Cycling Edinburgh

Bike-friendly Arizona

I recently returned from a short business trip to the Phoenix / Tempe area of southern Arizona. I had no opportunity to do any cycling there, but I was highly impressed by the way that the city authorities are encouraging bike use - as these pictures show.

Maricopa County cycle lanes

Photo: Arizona Dept. of Transportation

In particular, the city of Tempe claims to be a bike-friendly community, and with good reason. The city is less than half the size of Edinburgh, yet it boasts more than 165 miles of dedicated bike routes, and all major destinations have extensive bike parking. An incredible 3½ percent of residents cycle to work (about twice as many as here).

While I was there, the city held its annual 12-mile Tour de Tempe ride, a community project that aims to celebrate the joys of cycling. This year's event attracted more than 1,500 riders.

Throughout the wider Maricopa County, which includes Phoenix, Tempe and the neighbouring towns of Mesa and Scottsdale, most main roads have bike lanes - more than 1,340 miles of them. These lanes are wider than most bike lanes in Scotland. On stretches of road where parking is allowed, the bike lane is a full car's width from the kerb, which means they are never obstructed by parked vehicles. For the most part, motorists appear to respect the bike lanes.

Rack 'n' Roll

Bikes on bus in Tempe (AZ)

I was also impressed with the way that the transport authorities have integrated cycling with the public transport system, in a way that is undreamed of over here. For a start, in a programme known as Rack 'n' Roll, every bus in the Phoenix metropolitan area is equipped with a bike rack. Each rack carries two bikes, which are carried free of charge. It only takes a moment for a cyclist to load or unload his bike. The system is widely used and very popular.

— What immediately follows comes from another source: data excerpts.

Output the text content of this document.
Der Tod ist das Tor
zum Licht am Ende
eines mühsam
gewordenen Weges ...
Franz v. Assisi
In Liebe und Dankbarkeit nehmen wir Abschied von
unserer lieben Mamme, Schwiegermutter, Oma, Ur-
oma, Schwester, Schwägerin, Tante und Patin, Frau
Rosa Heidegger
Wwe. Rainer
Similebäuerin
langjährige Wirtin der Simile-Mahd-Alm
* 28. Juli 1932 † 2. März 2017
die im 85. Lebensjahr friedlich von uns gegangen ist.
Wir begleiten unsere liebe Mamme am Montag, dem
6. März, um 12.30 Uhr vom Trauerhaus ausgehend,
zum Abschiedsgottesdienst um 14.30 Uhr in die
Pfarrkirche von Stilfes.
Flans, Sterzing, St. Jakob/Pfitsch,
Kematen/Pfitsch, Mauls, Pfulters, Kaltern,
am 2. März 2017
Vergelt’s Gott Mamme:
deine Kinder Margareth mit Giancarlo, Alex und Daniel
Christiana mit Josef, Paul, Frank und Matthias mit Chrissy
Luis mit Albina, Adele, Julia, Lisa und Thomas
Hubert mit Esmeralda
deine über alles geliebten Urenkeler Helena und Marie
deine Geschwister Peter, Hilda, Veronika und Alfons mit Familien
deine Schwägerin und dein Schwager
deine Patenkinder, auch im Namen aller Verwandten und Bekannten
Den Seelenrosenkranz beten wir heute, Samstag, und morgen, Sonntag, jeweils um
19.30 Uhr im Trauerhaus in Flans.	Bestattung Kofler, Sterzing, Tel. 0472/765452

Valley Metro, the main transport operator in the region, actively encourages people to combine walking or cycling with their daily commute. The company has installed bike racks - and in some cases, lockers - at all its major interchanges and park-and-ride sites. It also has a "bike buddy" scheme, aimed at less experienced cyclists who don't have the confidence to cycle to work alone. The programme matches these commuters with more experienced riders who can provide support and advice.

Light rail

Even more impressive is the 20-mile light rail system, which is currently under construction and opening in 2008. Apart from the fact the entire network is being planned, financed and built in a fraction of the time it is taking to get Edinburgh's more modest tram network on the road, the system has been planned from the outset with bike integration in mind.

Cycle parking at Arizona State University (ASU)

Every rail vehicle will be equipped with four hanging bike racks, each capable of holding two bikes. There will also be bike racks and lockers at every station. The approaches to the stations will include bike paths or lanes where necessary.

But the light rail system is more than just a means of transport. The city authorities are using it as the basis for a complete change in the land-use patterns of the metropolitan area. The aim is to create a network of "walkable communities", offering a full range of facilities, centred on the light rail stations. Sidewalks (pavements) and bike lanes will have precedence over vehicle access, and retail premises will be designed accordingly - for example, by having their main entrances facing the street rather than a car park.

It's not that long ago that anyone seen cycling in the western USA would have been considered an odd-ball or eccentric. More recently, cycling has started to become accepted as part of the mainstream, just as it is here. From what I saw on my trip, the cities of Phoenix and Tempe have a lot to teach the rest of the country. Perhaps some of our own transport planners could learn from them as well.